If you’ve made it this far, you should have the basic information you need to start understanding assembly code. The best way to improve past this point is to actually start reading the code that a compiler generates. The best way to do that for sample programs is to use Compiler Explorer, which will neatly color code the correlation between source code and assembly. I also think it’s very useful to step through assembly code and see how the registers change. For that, WinDbg is my preferred tool, but any debugger that can step at the assembly level (and not source line!) will give you a similar experience. Lastly, when you want to really understand every last detail of how an instruction works, make sure you download the latest copy of the Intel Software Developer Manuals, which we usually just call “The SDM”. It’s incredibly dense, but has every detail of every instruction, as well as everything else you can imagine about low level x86 and x64 programming.
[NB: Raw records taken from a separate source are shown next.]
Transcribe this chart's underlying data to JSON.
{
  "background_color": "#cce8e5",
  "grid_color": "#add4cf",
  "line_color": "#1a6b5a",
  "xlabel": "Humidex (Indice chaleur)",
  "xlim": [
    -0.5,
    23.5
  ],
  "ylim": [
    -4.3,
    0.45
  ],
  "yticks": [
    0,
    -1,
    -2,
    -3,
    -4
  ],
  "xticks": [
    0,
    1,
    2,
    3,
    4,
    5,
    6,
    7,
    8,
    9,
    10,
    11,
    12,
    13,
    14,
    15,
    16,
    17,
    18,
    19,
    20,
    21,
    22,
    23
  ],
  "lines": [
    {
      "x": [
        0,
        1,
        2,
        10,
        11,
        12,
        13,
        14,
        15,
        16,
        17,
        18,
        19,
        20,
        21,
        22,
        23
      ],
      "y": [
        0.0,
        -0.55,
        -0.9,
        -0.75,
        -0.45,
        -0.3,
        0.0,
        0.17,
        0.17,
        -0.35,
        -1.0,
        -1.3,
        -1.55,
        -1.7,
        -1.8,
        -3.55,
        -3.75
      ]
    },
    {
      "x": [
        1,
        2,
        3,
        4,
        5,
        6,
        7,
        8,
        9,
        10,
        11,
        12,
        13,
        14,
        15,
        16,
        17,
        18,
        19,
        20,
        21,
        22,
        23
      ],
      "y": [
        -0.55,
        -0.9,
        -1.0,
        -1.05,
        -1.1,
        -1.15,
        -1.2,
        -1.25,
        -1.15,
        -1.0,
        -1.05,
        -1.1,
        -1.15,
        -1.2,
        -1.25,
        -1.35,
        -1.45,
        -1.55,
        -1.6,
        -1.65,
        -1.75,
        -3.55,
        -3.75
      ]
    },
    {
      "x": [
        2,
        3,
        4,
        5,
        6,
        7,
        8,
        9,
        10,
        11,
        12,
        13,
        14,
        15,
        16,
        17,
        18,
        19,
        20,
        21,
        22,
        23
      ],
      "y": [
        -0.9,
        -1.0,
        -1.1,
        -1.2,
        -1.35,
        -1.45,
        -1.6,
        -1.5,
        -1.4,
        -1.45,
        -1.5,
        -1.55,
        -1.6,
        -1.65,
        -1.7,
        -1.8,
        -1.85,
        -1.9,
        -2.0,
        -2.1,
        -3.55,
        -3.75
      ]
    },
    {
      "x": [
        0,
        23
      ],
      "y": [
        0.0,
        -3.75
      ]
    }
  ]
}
- I’m not going to split hairs about assembly language vs. machine code. If you care about the distinction, this blog post is probably not very relevant to you. Same goes if you want to talk about microcode instead of machine code.
- In fact, there are no x86 instructions that have two explicit memory operands! There are instructions that can read from one memory address and write to another, but one of those addresses will be implicit via some other register. For instance, the
PUSH [addr]instruction can read a value from one address, and then write it at the current stack pointer.
- Those of you with sharp eyes will notice I listed RAX, RCX, RDX, RBX and not RAX, RBX, RCX, RDX. That’s because RAX, RCX, RDX, RBX is the correct order for the registers and almost everyone gets this wrong in diagrams online. It’s really not important 99% of the time, but if you look any place where the registers are indexed or stored into memory, it’s always this order.
- To be more precise, the operand is evaluated and stored as a temporary value, and then the instruction pointer is pushed to the stack. This is important if the operand references RSP! The first time I wrote CPU emulation for this when working on Time Travel Debugging, I got this wrong. It seemed to work just fine but randomly crashed when some programs jumped to the wrong address!